Role of Ordinary Committee Members

  • Ordinary Committee Members are appointed by lot owners to assist the Executive Committee and to implement decisions of the Body Corporate.
  • Required to attend Committee Meetings.
  • A Committee member may become ineligible to hold their position under the following scenarios:
    • Death
    • Resignation via written notice to Chairperson or Secretary
    • Non attendance in person or by proxy at two consecutive Committee meetings without the Committee's leave.
    • Conviction of indictable offence
    • Removal from office by Ordinary Resolution of the Body Corporate.

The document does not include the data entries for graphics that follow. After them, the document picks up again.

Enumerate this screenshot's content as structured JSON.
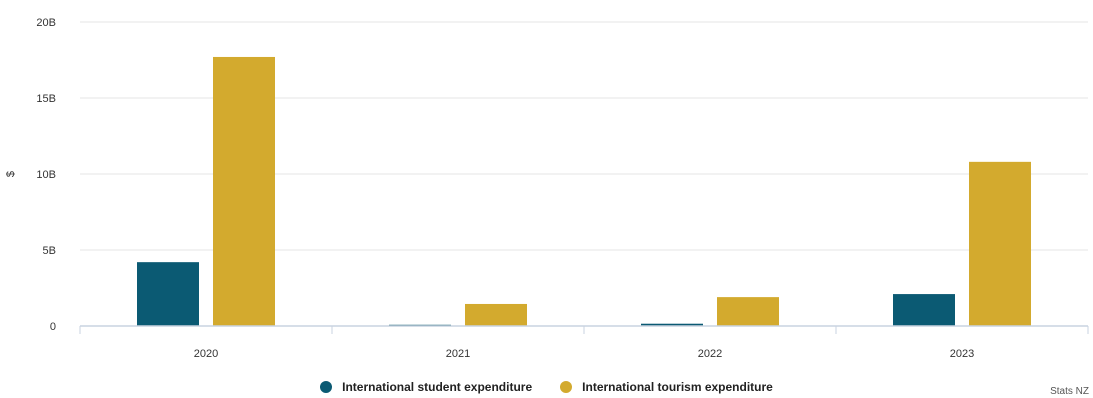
{
  "chart_data": {
    "type": "bar",
    "categories": [
      "2020",
      "2021",
      "2022",
      "2023"
    ],
    "series": [
      {
        "name": "International student expenditure",
        "color": "#0b5a73",
        "values": [
          4.2,
          0.08,
          0.15,
          2.1
        ]
      },
      {
        "name": "International tourism expenditure",
        "color": "#d3aa2e",
        "values": [
          17.7,
          1.45,
          1.9,
          10.8
        ]
      }
    ],
    "ylabel": "$",
    "ylim": [
      0,
      20
    ],
    "yticks": [
      {
        "value": 0,
        "label": "0"
      },
      {
        "value": 5,
        "label": "5B"
      },
      {
        "value": 10,
        "label": "10B"
      },
      {
        "value": 15,
        "label": "15B"
      },
      {
        "value": 20,
        "label": "20B"
      }
    ],
    "grid": true,
    "legend_position": "bottom-center",
    "credits": "Stats NZ"
  }
}
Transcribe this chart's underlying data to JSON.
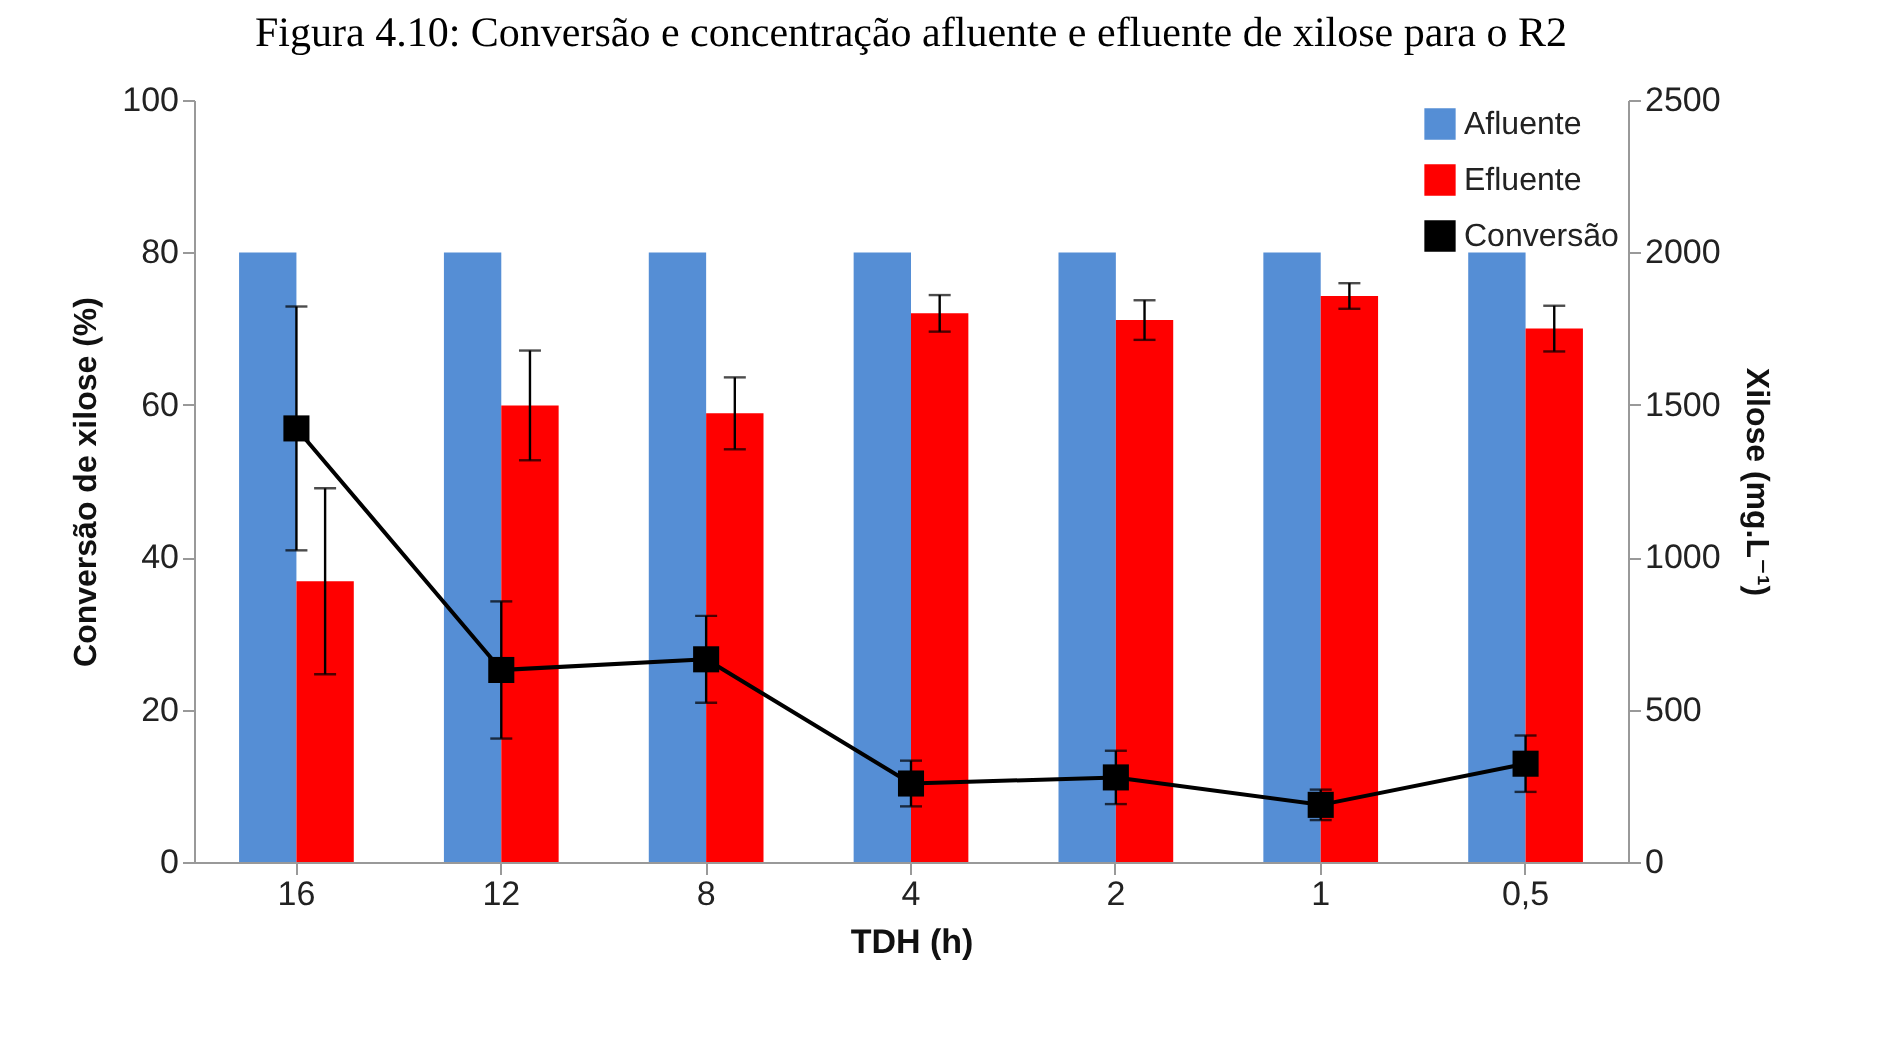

Role of Non-Voting Committee Members

  • Non-Voting Members were introduced into the BCCM Act in the amendments in December 2003.
  • Non-Voting Members are automatically elected to the Committee and are defined in the BCCM Act as follows:
    • The Body Corporate Manager for the scheme
    • The Caretaking / Service contractor for the scheme
  • Non-Voting Members means exactly that, they cannot vote at Committee Meetings however have the right to attend the meetings.
  • The Committee can decide that a Non-Voting Member must not be present at a meeting when the following subjects are being discussed:
    • Any disputes between the Body Corporate, any lot owner or occupier and the service contractor/BCM
    • The engagement of a service contractor/BCM
    • Any other items the Committee consider necessary for the BCM/service contractor not to be in attendance for.
    • Non-Voting Members are not included when a quorum is being counted.